The Poison Pie Publishing House has published an experiment in which the process of non-idiomatic improvisation was used to write a novel. Interested readers should check it out. It's titled The Sutra of Reverse Possession: A Novel of Non-Idiomatic Improvisation by David J. Keffer.
Profile Image for Jason.
11 reviews
October 5, 2014
This book is valuable for anyone interested in the history or performance of experimental, progressive, improvised music.

In particular, I found his recounting of a four free-music methodologies (Unit Structures, Harmolodics, Tri-Axiom Theory, and European Free Improvisation) both historically and musically informative.

The only notable criticism I have of the book is of the writing -- both its style and its clarity.

To be sure, Joe Morris is a fantastic musician, and I get a sense from his work here that he is a talented teacher -- someone who effectively draws on an extensive background to help students develop appropriate to their skill and approach. But... something about that talent doesn't quite tranfer to clear, scintillating prose. Ultimately, however, that doesn't really detract from the book's effectiveness as a whole. It gets the job done.
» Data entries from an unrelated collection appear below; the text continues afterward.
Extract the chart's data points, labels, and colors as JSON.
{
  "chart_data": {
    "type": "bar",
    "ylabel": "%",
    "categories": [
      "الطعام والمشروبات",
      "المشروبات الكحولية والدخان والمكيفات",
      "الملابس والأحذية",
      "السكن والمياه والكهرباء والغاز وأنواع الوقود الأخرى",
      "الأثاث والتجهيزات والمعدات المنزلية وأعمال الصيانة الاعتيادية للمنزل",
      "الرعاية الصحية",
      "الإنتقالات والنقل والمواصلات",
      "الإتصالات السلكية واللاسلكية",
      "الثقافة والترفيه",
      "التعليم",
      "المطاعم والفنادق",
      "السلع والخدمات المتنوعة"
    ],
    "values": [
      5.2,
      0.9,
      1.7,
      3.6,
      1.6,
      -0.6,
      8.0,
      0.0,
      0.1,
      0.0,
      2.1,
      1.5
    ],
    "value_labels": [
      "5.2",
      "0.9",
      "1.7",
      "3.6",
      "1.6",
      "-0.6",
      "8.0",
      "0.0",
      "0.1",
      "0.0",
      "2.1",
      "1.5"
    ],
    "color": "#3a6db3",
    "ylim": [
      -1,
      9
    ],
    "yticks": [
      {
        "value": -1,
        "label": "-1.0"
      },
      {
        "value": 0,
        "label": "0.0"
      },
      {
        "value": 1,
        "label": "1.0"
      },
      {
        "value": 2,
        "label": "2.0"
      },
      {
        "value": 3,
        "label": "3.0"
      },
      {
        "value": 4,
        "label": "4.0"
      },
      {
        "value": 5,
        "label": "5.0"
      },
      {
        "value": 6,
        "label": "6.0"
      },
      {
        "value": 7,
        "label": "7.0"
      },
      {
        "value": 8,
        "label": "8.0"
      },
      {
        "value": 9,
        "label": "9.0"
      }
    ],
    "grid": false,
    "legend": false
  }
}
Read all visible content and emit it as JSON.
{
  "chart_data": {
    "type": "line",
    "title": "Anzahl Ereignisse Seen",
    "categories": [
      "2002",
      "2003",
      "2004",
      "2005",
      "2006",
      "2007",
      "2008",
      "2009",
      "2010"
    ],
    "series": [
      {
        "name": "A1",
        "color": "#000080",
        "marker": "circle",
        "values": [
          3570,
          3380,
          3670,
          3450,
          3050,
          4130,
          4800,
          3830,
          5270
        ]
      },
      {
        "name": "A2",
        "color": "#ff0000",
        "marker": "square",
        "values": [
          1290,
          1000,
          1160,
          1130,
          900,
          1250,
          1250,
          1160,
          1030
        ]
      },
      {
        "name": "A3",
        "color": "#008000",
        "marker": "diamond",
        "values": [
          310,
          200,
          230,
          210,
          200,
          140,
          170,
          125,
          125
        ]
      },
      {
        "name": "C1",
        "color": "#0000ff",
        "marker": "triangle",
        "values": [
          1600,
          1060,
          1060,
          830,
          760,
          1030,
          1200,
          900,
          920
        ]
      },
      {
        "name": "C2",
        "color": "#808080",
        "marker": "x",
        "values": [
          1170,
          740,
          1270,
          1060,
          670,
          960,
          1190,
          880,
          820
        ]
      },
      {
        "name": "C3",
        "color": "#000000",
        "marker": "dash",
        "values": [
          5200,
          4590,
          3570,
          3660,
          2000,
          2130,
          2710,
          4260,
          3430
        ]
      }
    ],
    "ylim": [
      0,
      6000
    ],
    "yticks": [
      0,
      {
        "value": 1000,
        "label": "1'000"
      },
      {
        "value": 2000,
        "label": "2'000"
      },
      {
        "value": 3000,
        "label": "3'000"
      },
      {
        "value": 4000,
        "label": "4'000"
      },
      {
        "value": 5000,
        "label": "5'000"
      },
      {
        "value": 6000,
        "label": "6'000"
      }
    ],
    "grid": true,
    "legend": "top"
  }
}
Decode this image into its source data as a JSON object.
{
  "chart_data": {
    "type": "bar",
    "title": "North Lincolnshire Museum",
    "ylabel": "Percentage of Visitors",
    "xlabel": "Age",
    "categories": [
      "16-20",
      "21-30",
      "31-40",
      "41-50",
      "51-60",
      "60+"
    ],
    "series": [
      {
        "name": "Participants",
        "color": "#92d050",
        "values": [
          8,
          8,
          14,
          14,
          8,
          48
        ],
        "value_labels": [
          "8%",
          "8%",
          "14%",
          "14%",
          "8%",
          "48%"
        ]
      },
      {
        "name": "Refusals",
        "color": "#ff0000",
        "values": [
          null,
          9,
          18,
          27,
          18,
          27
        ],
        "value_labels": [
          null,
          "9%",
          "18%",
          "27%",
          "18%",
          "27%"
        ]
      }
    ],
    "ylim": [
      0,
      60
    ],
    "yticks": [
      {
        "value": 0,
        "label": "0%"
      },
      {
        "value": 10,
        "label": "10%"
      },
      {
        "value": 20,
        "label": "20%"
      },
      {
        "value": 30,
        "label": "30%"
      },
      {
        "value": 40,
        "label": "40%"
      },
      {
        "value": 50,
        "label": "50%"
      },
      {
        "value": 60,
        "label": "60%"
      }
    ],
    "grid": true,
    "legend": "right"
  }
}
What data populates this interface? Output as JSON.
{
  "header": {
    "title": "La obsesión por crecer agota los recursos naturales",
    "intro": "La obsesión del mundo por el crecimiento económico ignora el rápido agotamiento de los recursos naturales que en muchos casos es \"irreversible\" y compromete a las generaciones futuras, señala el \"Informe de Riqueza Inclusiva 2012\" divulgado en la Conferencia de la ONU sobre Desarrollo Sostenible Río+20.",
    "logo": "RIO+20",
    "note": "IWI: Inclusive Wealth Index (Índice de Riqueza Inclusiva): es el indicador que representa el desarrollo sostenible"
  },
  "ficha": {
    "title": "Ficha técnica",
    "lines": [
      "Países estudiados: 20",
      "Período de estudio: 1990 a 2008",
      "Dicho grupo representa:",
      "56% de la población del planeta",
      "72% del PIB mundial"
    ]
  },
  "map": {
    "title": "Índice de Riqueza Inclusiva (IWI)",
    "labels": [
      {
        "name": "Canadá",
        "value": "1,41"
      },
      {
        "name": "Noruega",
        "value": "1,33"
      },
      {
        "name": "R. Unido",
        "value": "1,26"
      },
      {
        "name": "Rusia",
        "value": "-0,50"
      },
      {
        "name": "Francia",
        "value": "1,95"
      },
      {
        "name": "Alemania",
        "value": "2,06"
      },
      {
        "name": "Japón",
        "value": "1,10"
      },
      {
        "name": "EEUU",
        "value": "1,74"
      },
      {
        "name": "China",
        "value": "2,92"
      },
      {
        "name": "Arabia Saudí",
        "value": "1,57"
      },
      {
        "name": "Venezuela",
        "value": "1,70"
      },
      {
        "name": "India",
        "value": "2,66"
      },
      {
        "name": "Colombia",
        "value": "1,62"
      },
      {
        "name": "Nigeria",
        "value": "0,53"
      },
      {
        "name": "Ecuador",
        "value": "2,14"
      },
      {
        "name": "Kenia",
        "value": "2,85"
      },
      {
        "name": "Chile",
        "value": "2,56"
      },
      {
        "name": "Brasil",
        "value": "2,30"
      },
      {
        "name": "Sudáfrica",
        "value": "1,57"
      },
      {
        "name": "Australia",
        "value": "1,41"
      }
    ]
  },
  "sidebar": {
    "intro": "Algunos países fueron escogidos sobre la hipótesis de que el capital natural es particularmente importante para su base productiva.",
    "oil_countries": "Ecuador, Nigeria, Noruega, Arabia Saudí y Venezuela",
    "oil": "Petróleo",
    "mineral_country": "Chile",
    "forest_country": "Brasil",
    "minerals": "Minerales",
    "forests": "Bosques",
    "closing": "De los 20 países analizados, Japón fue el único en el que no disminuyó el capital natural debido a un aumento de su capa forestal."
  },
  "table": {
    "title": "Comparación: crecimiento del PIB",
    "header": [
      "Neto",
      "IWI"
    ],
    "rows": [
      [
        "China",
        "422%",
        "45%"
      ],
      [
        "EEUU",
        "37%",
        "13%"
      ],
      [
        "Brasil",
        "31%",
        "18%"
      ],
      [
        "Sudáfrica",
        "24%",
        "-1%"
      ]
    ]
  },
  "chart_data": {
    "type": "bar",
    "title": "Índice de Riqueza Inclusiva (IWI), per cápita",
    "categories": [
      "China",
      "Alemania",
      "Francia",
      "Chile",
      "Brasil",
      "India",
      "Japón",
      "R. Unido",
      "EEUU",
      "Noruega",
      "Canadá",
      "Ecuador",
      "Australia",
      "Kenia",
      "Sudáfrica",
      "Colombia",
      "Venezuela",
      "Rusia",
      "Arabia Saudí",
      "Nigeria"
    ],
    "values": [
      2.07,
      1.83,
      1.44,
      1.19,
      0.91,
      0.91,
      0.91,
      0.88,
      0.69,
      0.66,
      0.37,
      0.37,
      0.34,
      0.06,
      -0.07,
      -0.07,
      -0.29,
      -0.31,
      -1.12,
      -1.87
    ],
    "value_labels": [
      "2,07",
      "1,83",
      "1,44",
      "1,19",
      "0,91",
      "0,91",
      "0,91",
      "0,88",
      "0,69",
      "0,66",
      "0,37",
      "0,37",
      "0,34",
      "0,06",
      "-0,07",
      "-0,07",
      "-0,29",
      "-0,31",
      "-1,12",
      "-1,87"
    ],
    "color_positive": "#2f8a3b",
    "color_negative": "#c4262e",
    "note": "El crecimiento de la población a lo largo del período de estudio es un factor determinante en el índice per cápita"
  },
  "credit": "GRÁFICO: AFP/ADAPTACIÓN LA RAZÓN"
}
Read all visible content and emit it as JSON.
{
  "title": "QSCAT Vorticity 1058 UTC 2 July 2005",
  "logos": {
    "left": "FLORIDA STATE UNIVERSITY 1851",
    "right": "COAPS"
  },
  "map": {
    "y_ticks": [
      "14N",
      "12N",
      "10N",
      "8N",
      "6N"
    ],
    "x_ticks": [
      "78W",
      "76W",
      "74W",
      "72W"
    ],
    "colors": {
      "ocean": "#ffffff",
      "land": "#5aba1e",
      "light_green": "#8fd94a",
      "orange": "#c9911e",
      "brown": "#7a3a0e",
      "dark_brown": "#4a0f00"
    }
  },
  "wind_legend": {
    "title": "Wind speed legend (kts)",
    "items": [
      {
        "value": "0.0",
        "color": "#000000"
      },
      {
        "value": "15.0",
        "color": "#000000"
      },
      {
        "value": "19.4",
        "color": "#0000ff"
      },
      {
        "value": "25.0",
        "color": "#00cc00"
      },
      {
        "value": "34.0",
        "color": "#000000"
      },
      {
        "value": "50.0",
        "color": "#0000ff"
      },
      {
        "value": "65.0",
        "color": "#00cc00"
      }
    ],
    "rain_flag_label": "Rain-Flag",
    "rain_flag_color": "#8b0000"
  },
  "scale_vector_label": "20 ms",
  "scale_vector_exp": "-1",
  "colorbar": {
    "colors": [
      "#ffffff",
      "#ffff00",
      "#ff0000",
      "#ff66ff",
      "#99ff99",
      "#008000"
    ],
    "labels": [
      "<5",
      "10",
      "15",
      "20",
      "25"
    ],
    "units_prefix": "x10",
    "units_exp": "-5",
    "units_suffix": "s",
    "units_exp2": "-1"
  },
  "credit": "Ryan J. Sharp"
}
In a sense, I suppose vivid prose isn't even the point of this book, and that's OK. He even says that this is basically an expansion of some lecture notes he developed years ago, and should be read as such. So, an alert and interested reader should be able to draw a great deal out of this resource in spite of the criticism above.
Profile Image for Devin.
405 reviews
November 4, 2012
A worthy addition to the still anemic selection of serious writing about free improvisation. A practice that is employed at a high level by so many of my favorite musicians that has yet to see its fair share of thoughtful words. Joe Morris's unique position as one of its great practitioners (along with an outstanding pedigree of collaborators) combined with his role as an academic gives him the much needed insight to bring this book to light. And even for him, it remains a squirrelly topic. His ability to distill improvisational methodologies into a format that practicing musicians can apply (or at least study at greater depth) bears the signs of having been applied to real-life teaching for a number of years. If anything, it's a little too distilled. My thirst for learning more about Unit Structures, Harmolodics, Tri-Axiom and European Improvisation was hardly quenched by the precious few pages devoted to each. Much of this material begs for a longer treatment. But it does open the door to those later writings and sheds much needed light on a living body of music that needs greater understanding.
Profile Image for elstaffe.
1,273 reviews4 followers
October 24, 2012
Need some time on this one. Real review to come soon.